AF Ecology Centre Director YV Malla Reddy said that 1,500 farmers associated with the NGO had been successful in protecting the standing crops by using tankers, sprinklers, drip irrigation methods and flood irrigation using a pipe connected to a tanker/borewell outlet through mutual cooperation to reduce the cost.

The Collector along with Joint Director of Agriculture Umamaheswaramma, District Horticulture Officer B Raghunath Reddy, APMIP Project Director Md Feroze Khan visited three different plots of standing crops at Jallipalli village in Kudair mandal of Anantapur district, where red gram, castor and Foxtail Millet (Korra), sown two months ago were being given protective irrigation with the help of drip pipes attached to a 5,000-liter water tanker.

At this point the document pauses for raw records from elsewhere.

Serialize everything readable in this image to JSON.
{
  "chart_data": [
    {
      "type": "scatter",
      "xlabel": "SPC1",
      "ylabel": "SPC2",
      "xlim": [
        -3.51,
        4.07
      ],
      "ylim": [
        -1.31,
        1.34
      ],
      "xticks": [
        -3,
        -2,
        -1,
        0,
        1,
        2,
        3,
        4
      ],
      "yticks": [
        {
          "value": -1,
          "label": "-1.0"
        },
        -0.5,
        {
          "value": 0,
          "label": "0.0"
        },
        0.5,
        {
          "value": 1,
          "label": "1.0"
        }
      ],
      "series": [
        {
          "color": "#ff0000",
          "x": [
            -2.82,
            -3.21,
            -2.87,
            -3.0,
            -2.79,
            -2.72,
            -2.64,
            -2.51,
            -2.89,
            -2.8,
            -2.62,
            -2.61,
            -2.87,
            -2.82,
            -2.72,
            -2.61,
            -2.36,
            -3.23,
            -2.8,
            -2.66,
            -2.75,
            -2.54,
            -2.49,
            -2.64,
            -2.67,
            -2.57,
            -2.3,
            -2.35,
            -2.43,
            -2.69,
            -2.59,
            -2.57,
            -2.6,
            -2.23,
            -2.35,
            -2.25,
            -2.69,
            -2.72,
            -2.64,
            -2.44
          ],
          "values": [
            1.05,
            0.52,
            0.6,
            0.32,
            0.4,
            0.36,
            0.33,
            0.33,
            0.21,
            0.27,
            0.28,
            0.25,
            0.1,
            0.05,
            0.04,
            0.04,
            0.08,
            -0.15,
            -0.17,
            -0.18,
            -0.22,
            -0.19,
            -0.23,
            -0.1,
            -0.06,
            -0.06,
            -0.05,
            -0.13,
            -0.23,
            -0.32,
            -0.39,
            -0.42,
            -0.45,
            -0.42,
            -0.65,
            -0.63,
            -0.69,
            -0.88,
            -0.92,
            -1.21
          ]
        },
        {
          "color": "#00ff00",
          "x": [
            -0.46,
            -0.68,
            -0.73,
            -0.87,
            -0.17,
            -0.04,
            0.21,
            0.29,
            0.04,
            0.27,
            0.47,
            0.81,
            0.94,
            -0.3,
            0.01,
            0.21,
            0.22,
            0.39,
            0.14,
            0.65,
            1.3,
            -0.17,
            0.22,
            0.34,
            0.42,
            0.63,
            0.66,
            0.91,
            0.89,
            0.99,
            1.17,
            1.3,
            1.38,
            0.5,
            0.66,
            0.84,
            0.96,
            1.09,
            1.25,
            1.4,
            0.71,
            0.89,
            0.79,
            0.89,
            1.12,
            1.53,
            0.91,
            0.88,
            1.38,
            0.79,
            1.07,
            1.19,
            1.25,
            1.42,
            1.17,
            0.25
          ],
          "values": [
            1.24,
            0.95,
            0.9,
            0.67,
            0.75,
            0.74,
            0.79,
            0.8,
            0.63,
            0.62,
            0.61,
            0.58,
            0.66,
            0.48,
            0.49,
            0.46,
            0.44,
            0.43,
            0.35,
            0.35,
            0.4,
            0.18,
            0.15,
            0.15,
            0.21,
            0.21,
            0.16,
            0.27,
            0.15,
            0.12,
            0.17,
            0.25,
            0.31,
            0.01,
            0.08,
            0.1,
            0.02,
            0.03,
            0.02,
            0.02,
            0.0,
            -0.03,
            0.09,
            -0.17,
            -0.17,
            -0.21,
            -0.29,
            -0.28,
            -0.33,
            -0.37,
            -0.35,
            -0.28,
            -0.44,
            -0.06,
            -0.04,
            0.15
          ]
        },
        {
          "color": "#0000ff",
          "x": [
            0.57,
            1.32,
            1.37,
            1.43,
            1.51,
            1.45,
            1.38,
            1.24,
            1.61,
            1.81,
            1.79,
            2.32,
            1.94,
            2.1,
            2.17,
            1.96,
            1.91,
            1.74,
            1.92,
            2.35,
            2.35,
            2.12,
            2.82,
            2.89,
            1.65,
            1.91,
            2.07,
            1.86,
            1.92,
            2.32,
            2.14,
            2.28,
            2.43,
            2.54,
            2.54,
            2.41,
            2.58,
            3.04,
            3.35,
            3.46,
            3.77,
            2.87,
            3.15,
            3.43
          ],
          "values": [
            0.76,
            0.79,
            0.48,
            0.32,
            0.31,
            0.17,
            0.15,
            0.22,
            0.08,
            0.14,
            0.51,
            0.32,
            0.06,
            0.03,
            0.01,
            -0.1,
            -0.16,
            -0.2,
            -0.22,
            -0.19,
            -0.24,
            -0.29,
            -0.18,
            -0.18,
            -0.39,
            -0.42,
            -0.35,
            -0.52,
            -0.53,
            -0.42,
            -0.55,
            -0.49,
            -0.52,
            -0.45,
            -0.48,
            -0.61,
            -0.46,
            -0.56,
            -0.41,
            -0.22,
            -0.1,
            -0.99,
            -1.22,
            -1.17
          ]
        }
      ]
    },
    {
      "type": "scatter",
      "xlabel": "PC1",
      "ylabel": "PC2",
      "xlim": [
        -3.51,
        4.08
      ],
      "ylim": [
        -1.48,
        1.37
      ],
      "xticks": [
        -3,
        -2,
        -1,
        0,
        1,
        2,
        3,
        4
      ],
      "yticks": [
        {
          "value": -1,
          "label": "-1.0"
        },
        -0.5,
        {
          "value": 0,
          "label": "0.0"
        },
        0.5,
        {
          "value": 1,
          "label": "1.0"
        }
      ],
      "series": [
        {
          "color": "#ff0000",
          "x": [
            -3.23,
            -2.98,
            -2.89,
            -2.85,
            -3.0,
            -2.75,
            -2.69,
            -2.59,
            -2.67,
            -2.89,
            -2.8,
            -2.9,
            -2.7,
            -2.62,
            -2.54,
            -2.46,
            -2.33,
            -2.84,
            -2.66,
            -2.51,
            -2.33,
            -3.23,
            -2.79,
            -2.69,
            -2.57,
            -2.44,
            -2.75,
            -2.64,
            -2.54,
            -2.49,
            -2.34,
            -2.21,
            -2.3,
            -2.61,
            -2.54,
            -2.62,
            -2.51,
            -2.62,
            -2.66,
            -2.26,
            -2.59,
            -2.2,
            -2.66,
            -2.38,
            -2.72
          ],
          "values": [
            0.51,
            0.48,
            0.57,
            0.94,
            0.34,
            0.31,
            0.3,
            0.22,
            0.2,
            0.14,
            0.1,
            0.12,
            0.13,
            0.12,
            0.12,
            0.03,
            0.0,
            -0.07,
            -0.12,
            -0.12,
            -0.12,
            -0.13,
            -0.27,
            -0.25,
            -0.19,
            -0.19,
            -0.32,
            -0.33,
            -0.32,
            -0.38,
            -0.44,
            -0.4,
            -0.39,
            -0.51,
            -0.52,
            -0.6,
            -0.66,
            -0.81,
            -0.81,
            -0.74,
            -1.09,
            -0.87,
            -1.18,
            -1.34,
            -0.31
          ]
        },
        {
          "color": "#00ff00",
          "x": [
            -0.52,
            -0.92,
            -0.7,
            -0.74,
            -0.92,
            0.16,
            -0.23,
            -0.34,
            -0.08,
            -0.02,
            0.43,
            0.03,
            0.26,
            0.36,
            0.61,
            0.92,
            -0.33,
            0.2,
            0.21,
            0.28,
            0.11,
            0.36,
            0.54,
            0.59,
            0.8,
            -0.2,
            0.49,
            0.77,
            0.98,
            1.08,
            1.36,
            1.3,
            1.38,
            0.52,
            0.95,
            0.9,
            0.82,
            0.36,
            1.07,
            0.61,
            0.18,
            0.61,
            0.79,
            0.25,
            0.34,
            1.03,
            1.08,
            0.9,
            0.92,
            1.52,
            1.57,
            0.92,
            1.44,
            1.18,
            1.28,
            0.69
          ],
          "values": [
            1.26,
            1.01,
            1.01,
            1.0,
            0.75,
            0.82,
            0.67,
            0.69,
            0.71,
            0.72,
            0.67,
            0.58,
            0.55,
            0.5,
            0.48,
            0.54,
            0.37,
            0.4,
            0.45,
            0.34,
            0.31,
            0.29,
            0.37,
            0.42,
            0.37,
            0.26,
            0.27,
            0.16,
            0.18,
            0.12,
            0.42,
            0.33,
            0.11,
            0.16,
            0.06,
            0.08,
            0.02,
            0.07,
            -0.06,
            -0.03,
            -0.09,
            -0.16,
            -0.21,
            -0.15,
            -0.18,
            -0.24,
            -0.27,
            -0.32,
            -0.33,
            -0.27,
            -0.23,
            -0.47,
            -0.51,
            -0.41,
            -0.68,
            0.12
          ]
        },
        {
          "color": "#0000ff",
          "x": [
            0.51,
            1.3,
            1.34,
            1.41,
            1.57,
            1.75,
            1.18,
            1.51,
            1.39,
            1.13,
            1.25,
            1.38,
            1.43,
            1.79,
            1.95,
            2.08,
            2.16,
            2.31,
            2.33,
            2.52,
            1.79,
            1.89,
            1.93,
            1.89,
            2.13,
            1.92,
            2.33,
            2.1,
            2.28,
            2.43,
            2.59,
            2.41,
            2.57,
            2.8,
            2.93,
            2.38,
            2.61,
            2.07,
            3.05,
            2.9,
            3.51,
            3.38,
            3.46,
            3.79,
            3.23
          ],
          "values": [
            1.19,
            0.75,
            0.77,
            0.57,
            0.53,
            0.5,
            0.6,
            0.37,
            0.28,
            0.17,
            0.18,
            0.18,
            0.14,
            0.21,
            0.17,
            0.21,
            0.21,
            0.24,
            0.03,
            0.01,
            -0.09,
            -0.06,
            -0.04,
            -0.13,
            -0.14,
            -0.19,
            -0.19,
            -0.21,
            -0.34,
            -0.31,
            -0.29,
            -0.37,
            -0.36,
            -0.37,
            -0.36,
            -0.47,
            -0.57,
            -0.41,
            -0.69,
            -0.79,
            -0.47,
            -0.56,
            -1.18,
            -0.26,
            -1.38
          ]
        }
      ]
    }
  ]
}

In the first plot, the state government officials interacted with a farmer Manamma, who had sown red gram and it was showing signs of wilting, hence began providing protective irrigation using two tankers every day for three days to protect the red-gram crop in 4 acres.

Malla Reddy explained that while the widely spaced crops could be irrigated using drip pipes, for the closely sown crops like the Foxtail millet or groundnut, the sprinkler was a better method to save on the quantum of water used and increasing the efficiency of protective irrigation.

Their neighbouring plot owners Sujatha and Alivigonda Anil had sown castor in 5 acres and had borrowed water from a nearby borewell owned by another farmer through mutual cooperation and had been providing the critical lifeline to the crop, which was in the pods formation stage.

“Each tanker costs us Rs1,000 and it was being subsidised by the AF Ecology Centre,” Sujatha added.

In another plot, Ramanjiamma had taken 8 acres of land on lease from friends and had sown Foxtail Millet (Korra) two months ago, but the desired growth was not there as it rained only once after sowing and in that situation got support from AF Ecology Centre, which provided sprinklers connected to a nearby borewell.